Ahmose wrote that when Avaris was taken, the Hyksos retreated to Sharuhen, in southern Palestine. But Manetho, many centuries later, wrote that the Hyksos retreated into Palestine and built Jerusalem; also that at a later date, when a leper colony in Avaris revolted, these rebels summoned the Solymites (the people of Jerusalem) and together conquered Egypt; that these Solymites were extremely cruel to the population, and that one of the lepers, Osarsiph, had changed his name to Moses.

This confused story reflects the Assyrian conquest of Egypt, when Sennacherib and Esaharddon invaded Palestine and Egypt "with a great host of Assyrians and Arabs". The people of Jerusalem never conquered Egypt.

The first wave of anti-Semitism in the east was spread much later in the Persian Empire by the vizier, Haman, "the Agagite, the Jews' enemy". Haman, who was of the seed of Agog, the Amalekite, conspired to destroy the Jewish population in Persia and Media.

We may imagine that the traditions of Haman's house were likely to inspire this hatred. These traditions told how Haman's royal forefather Agog had been dispossessed by a Jewish king and killed by a Jewish prophet.

In the Greek world no signs of racial antipathy toward Jews can be traced until the stories of Manetho began to circulate. The Jews were occasionally looked upon as a mysterious people, but no expression of animosity or contempt is preserved in the writings of the old authors.

The hatred, never extinguished in the memory of posterity, for the inhuman shepherd-conquerors was revived: the Jews were identified with the descendants of the Hyksos. Inaugurated by Manetho, an extensive Jew-baiting literature followed, and the stories of Manetho were told and retold and adorned by many writers.

An equally glowing hatred of the Amalekites persisted in the memory of the Jews. A Jewish mother even today frightens her child with an "Amalekite".

Hatred can last a long time even when its object is not alive.

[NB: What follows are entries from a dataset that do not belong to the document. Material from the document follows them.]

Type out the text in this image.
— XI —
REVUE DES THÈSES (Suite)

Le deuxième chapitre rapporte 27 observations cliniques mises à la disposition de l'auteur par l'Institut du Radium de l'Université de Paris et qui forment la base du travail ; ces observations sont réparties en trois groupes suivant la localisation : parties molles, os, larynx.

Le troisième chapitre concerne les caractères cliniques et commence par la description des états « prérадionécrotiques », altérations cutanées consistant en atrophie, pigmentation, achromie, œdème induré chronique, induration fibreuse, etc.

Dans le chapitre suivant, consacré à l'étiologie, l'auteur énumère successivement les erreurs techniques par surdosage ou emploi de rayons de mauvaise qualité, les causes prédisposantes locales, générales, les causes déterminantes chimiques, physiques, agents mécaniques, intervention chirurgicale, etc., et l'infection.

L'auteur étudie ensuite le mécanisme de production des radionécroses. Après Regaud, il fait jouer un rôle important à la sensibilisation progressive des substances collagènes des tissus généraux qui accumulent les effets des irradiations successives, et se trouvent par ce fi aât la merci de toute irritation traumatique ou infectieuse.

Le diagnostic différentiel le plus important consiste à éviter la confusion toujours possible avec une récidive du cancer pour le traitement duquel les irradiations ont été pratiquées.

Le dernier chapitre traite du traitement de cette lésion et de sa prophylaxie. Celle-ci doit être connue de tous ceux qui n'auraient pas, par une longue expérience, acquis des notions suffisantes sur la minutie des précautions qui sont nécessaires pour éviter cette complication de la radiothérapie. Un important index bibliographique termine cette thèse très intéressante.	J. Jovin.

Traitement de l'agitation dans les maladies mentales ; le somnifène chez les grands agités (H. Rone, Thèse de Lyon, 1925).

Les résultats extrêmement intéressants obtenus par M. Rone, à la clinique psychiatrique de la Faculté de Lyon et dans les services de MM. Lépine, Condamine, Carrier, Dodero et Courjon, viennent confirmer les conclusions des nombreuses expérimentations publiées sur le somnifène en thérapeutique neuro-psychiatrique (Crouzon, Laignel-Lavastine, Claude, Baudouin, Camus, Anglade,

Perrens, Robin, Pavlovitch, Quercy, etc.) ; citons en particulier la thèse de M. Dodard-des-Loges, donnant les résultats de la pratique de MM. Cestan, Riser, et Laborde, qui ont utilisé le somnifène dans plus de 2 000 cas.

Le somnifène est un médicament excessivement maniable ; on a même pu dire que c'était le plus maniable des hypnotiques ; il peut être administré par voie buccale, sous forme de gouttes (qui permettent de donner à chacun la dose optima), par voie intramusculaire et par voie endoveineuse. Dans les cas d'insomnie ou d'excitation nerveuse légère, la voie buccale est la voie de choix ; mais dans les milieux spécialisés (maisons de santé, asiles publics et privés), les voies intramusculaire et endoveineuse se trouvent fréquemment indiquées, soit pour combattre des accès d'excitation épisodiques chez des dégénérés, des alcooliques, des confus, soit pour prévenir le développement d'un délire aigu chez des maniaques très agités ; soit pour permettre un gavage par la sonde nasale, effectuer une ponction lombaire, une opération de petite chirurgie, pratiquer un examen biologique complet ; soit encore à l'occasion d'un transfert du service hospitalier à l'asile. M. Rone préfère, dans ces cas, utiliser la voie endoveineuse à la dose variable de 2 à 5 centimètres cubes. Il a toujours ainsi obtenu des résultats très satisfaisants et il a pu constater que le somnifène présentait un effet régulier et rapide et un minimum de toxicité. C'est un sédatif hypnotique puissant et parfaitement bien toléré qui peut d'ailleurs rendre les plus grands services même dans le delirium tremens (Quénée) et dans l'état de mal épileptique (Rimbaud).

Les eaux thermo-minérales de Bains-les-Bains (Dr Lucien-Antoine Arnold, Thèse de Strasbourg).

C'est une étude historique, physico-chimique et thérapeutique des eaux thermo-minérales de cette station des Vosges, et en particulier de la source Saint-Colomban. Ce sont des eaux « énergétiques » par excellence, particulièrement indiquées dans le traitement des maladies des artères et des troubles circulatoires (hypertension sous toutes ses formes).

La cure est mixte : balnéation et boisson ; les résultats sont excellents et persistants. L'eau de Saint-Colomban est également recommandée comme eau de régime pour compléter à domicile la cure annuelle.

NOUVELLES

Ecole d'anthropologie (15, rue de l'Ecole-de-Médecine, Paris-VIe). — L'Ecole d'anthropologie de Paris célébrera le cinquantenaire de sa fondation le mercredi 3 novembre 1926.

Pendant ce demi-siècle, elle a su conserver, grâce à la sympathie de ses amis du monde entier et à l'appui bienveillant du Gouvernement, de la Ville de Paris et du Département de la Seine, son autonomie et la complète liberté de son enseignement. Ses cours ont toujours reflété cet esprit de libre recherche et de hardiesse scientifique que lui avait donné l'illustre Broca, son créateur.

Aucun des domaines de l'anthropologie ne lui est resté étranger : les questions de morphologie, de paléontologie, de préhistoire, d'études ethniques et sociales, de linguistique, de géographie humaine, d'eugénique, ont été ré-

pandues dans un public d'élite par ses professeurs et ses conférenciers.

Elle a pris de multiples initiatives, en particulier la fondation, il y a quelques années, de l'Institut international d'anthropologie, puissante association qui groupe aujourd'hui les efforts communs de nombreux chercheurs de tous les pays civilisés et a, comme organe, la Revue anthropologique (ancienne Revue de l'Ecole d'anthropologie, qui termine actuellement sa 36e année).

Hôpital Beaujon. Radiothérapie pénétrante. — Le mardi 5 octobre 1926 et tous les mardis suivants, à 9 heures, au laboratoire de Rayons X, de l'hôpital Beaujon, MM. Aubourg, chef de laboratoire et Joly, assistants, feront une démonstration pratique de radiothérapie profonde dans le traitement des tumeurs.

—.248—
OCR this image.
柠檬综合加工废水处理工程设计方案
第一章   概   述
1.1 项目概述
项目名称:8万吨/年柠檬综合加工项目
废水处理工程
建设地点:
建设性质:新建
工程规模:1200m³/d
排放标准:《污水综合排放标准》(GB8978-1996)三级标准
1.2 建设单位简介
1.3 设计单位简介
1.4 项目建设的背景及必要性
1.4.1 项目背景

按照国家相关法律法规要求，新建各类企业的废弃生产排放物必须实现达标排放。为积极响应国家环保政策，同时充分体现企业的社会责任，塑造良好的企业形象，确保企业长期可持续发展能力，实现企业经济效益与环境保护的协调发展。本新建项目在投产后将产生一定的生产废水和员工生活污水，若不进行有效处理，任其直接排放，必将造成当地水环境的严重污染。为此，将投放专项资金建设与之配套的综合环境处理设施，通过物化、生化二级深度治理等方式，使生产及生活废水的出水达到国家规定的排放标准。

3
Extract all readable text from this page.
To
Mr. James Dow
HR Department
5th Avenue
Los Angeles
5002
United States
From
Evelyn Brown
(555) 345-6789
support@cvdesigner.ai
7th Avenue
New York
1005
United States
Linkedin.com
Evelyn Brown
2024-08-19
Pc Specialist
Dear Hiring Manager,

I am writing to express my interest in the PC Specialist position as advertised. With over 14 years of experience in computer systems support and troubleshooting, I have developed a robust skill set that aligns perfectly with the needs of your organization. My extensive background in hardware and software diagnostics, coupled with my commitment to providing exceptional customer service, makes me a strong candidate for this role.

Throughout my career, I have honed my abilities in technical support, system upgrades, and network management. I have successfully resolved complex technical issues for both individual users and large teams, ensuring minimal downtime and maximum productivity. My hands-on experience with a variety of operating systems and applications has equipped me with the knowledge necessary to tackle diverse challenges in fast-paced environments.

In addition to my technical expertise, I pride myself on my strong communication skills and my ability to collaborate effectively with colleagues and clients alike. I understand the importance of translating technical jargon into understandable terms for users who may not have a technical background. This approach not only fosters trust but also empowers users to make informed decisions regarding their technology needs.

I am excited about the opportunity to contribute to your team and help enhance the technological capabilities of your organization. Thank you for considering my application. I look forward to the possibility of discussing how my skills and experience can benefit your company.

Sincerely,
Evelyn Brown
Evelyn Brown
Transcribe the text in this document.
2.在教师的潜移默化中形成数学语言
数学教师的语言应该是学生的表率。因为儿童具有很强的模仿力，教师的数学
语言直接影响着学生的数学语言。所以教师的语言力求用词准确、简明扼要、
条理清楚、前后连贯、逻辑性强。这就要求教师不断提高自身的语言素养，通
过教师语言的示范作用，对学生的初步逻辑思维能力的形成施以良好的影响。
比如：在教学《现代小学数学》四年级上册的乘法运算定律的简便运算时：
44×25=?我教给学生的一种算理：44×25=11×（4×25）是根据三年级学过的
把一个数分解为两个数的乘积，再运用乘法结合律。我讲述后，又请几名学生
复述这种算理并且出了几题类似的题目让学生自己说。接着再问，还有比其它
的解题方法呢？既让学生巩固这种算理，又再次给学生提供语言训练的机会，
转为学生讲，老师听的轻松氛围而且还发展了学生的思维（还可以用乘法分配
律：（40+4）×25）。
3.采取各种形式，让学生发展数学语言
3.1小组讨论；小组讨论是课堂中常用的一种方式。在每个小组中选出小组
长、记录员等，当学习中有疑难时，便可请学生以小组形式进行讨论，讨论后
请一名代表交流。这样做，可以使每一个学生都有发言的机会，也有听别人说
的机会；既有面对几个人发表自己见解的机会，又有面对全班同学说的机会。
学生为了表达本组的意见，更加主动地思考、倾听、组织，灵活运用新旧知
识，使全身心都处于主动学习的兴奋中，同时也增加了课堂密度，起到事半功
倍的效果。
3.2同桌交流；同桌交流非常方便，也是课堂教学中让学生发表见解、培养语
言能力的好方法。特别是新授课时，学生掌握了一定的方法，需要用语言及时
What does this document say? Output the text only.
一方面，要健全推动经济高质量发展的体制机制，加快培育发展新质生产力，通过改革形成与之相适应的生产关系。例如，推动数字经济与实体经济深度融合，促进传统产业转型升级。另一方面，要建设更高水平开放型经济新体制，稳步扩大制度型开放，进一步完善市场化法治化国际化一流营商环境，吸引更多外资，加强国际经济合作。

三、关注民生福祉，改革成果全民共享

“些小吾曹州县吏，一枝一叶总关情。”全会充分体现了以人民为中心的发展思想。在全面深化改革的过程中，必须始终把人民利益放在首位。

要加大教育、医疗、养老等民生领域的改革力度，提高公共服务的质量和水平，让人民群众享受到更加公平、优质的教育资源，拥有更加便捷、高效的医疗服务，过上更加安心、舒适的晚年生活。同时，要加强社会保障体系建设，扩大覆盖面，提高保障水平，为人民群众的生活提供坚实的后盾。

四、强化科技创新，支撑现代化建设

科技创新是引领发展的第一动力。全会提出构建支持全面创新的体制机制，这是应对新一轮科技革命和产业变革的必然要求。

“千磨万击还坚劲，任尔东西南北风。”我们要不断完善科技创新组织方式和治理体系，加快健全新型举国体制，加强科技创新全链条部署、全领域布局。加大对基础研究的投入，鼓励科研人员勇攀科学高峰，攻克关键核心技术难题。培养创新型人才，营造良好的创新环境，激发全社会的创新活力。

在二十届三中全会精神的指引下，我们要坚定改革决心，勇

How much stronger is that hatred if the hated ones did not dissolve their national existence a thousand years before on the Arabian peninsula, but are still supposed to exist? The Egyptian author saw in the Jew the wretched seed of cruel tyrants. Subsequently Greek and Roman authors established in their writings the object for the never dying necessity to hate. Insinuations were heaped one on the other, and monstrous stories were invented about the head of an ass which the Jews kept in their temple and worshiped, and about the human blood they sucked.

The curse on the Amalekites became a curse on the Israelites. "Thou shalt blot out the remembrance of Amalek from under the heaven". It was blotted out. No one knew any longer that the Amalekites were the Hyksos.

The Israelites endured much suffering from this distortion of history. They bore their pain for being identified with the Hyksos. The persecution started with the misstatements of Manetho, the Egyptian, whose nation was freed from the Hyksos by the Jews. In later years anti-Semitism has been fed from many other sources.